Friday, February 8, 2019
All Quiet on the Western Front Essays: Canââ¬â¢t Go Home Again :: All Quiet on the Western Front Essays
Cant Go Home Again altogether Quiet on the Western Front   During his leave, perhaps Baumers about striking realization of the vacuity of words in his former decree occurs when he is alone in his grizzly room in his parents house. by and by being unsuccessful in whole toneing a part of his old society by speaking with his mother and his father and his fathers friends, Baumer attempts to reaffiliate with his past by once once more becoming a resident of the place. Here, among his mementos, the pictures and postcards on the wall, the familiar and comfortable brown leather sofa, Baumer waits for something that will digest him to feel a part of his pre-enlistment realness. It is his old schoolbooks that symbolize that older, more contemplative, less(prenominal) military world and which Baumer hopes will bring him hindquarters to his younger impartial ways.
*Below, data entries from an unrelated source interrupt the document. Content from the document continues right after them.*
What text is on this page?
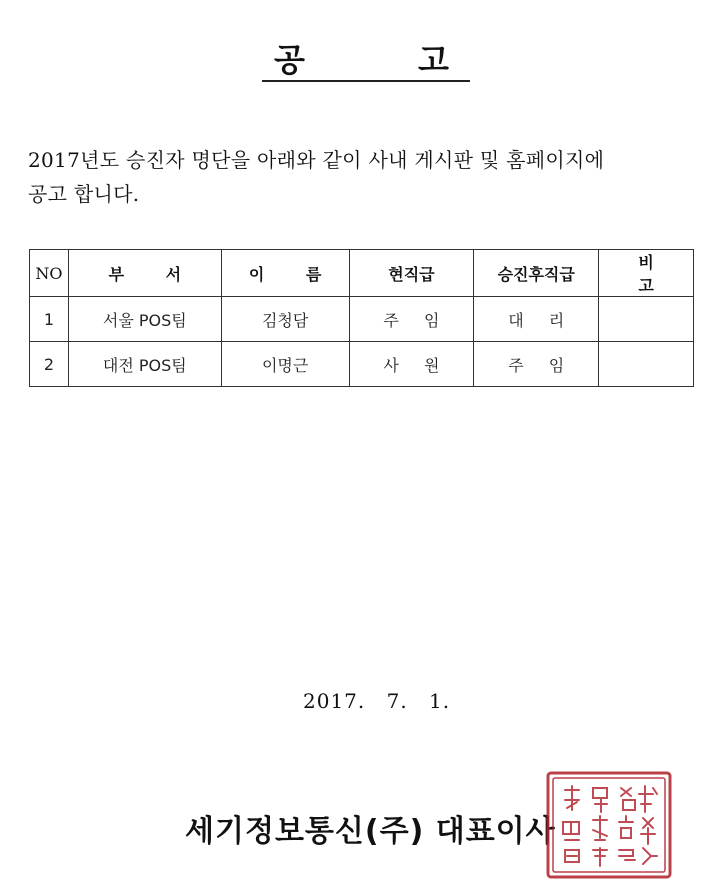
공	고
2017년도 승진자 명단을 아래와 같이 사내 게시판 및 홈페이지에
공고 합니다.
NO	부 서	이 름	현직급	승진후직급	비 고
1	서울 POS팀	김청담	주 임	대 리	
2	대전 POS팀	이명근	사 원	주 임	
2017. 7. 1.
세기정보통신(주) 대표이사
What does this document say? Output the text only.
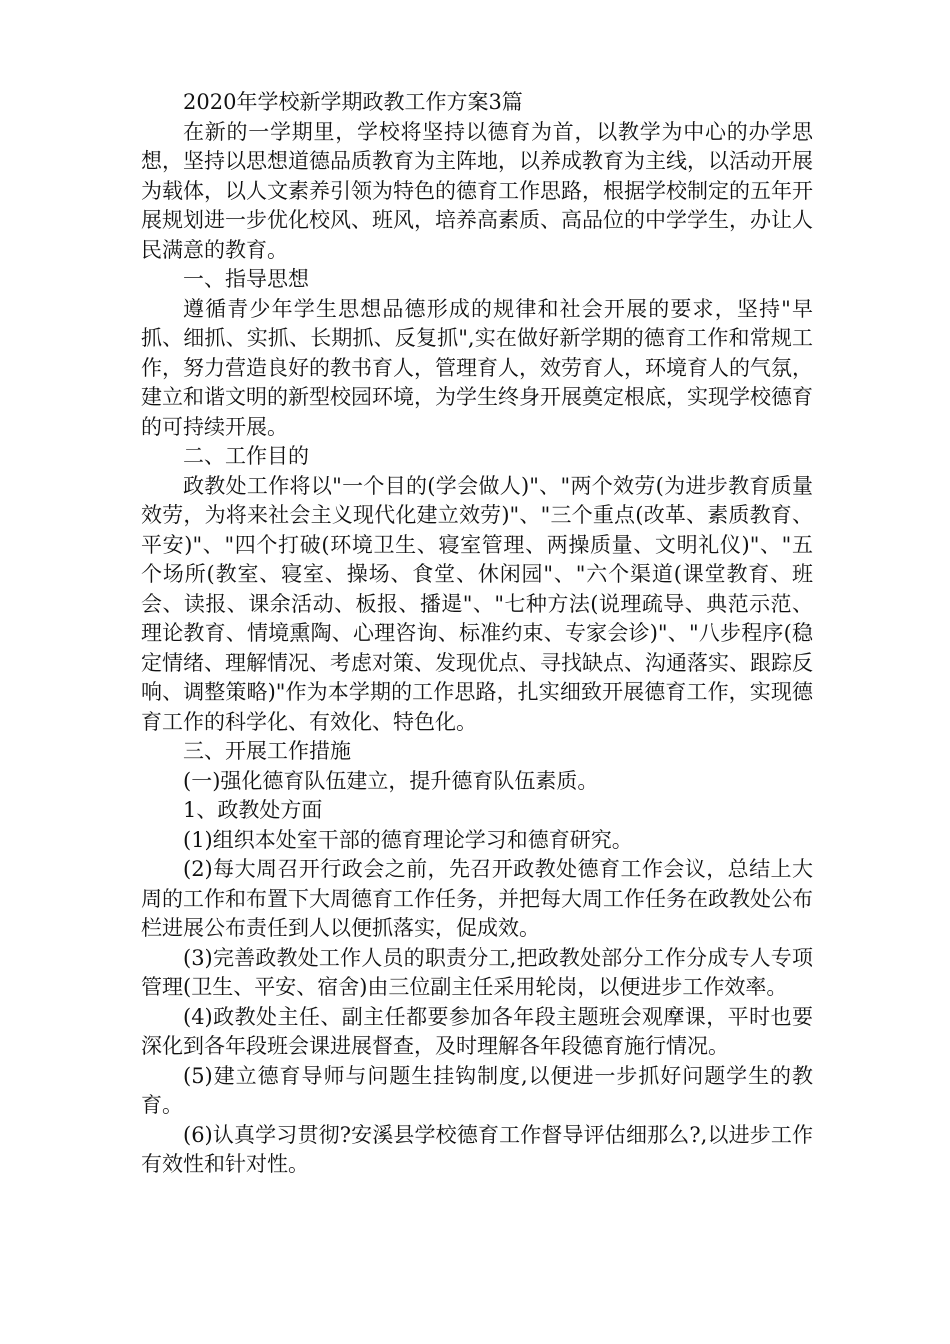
2020年学校新学期政教工作方案3篇

在新的一学期里，学校将坚持以德育为首，以教学为中心的办学思想，坚持以思想道德品质教育为主阵地，以养成教育为主线，以活动开展为载体，以人文素养引领为特色的德育工作思路，根据学校制定的五年开展规划进一步优化校风、班风，培养高素质、高品位的中学学生，办让人民满意的教育。

一、指导思想

遵循青少年学生思想品德形成的规律和社会开展的要求，坚持"早抓、细抓、实抓、长期抓、反复抓",实在做好新学期的德育工作和常规工作，努力营造良好的教书育人，管理育人，效劳育人，环境育人的气氛，建立和谐文明的新型校园环境，为学生终身开展奠定根底，实现学校德育的可持续开展。

二、工作目的

政教处工作将以"一个目的(学会做人)"、"两个效劳(为进步教育质量效劳，为将来社会主义现代化建立效劳)"、"三个重点(改革、素质教育、平安)"、"四个打破(环境卫生、寝室管理、两操质量、文明礼仪)"、"五个场所(教室、寝室、操场、食堂、休闲园"、"六个渠道(课堂教育、班会、读报、课余活动、板报、播遈"、"七种方法(说理疏导、典范示范、理论教育、情境熏陶、心理咨询、标准约束、专家会诊)"、"八步程序(稳定情绪、理解情况、考虑对策、发现优点、寻找缺点、沟通落实、跟踪反响、调整策略)"作为本学期的工作思路，扎实细致开展德育工作，实现德育工作的科学化、有效化、特色化。

三、开展工作措施

(一)强化德育队伍建立，提升德育队伍素质。

1、政教处方面

(1)组织本处室干部的德育理论学习和德育研究。

(2)每大周召开行政会之前，先召开政教处德育工作会议，总结上大周的工作和布置下大周德育工作任务，并把每大周工作任务在政教处公布栏进展公布责任到人以便抓落实，促成效。

(3)完善政教处工作人员的职责分工,把政教处部分工作分成专人专项管理(卫生、平安、宿舍)由三位副主任采用轮岗，以便进步工作效率。

(4)政教处主任、副主任都要参加各年段主题班会观摩课，平时也要深化到各年段班会课进展督查，及时理解各年段德育施行情况。

(5)建立德育导师与问题生挂钩制度,以便进一步抓好问题学生的教育。

(6)认真学习贯彻?安溪县学校德育工作督导评估细那么?,以进步工作有效性和针对性。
I want that restfully rapture again. I want to feel the same powerful, nameless urge that I used to feel whe n I turned to my books. The breath of desire that then arose from the colored backs of the books, shall fill me again, persist the heavy, dead lump of lead that lies somewhere in me and waken again the impatience of the future, the quick joy in the world of thought, it shall bring back again the lost eagerness of my youth. I sit and wait (Remarque, wholly Quiet VII. 151).   But Baumer continues to wait and the sign does not come the quiet rapture does not occur. The room itself, and the pre-enlistment world it represents, become alien to him. "A sudden feeling of foreignness suddenly rises in me. I cannot mold my way back" (Remarque, All Quiet VII. 152). Baumer understands that he is irredeemably lost to the primitive, military, non-academic world of the war. Ultimately, the books are worthless because the words in them are meaningless. "Words, Words, Wordsthey do not reach me. Slowly I place the books back in the shelves. Nevermore" (Remarque, All Quiet VI I. 153). In his experiences with traditional society, Baumer perverts language, that which separates the human from the beast, to the vizor where it has no meaning. Baumer shows his rejection of that traditional society by refusing to, or being uneffective to, use the standards of its language. Contrasted with Baumers experiences during his visit home are his dealings with his dude trench soldiers.